Roberto Beccantini22 novembre 2022

Diario mondiale, seconda puntata. Che figura: do l’Argentina favorita e subito patatrac. Da 1-0 a 1-2 con l’Arabia Saudita (ed Esaudita, almeno nei desideri). Dieci minuti, e il rigorino di Messi sembrava già una sentenza, non solo un indizio. Col cavolo. In avvio di ripresa, la squadra di Scaloni ha rallentato e si è distratta. Pensava, forse, di avere il destino in tasca. Nel giro di cinque minuti, dal 48’ al 53’, ha così incassato i gol di Al Shehri e Al Dawsari (molto bello, questo). Richiamata dalla siesta, non è stata più capace di domare stupore e frenesia. Ha creato mischie, occasioni, ma nulla di clamorosamente letale.

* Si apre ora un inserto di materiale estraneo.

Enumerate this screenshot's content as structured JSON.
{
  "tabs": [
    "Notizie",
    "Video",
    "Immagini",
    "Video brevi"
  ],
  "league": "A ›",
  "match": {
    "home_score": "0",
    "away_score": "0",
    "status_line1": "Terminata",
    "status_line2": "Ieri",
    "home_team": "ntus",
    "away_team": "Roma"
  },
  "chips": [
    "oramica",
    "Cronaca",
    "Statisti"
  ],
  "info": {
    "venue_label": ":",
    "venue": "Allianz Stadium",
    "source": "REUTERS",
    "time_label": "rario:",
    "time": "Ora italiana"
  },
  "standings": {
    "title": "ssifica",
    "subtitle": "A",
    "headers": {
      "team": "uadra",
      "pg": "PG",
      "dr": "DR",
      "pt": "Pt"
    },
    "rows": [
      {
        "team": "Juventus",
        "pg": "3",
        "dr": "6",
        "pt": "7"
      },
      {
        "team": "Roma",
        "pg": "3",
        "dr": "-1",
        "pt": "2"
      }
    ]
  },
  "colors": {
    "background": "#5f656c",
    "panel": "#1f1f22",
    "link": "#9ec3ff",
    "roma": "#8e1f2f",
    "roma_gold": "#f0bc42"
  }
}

Leo sbocconcellava i ricordi – che, beninteso, a noi bipedi normali sembreranno sempre fette di torta – il più vivace era Di Maria (a livello di 6, però). Non il Papu. Non de Paul. E meno che mai Paredes, vedetta che gridava vendetta. L’allenatore degli arabi è un francese, Hervé Renard (in italiano, volpe). Ha il pallino dell’organizzazione, del pressing «mediano» e dell’eclettismo tattico. Per un tempo, li ha mandati tutti al manicomio con un fuorigioco che pendeva addirittura dal cornicione della metà campo. Alla Zeman di Foggia. Avete presente Lau-Toro? Scomparso per frustrazione. Poi, ribaltato lo scarto, la Volpe è passata dalla trappola dell’off-side a un catenaccio fiero e randellante, al limite dell’area. Resistere, resistere, resistere. A Scaloni un solo appunto: la carenza di lettura. Possibile che ignorasse come gli avversari avrebbero cercato di disinnescare le sue mine?

Veniva, l’Argentina, da una striscia di 36 partite utili, fra le quali l’1-0 al Brasile che, nel 2021, le aveva garantito l’ultima Coppa America. Un flop omerico. Al debutto in Russia, quattro anni fa, aveva dovuto patteggiare con l’Islanda: 1-1.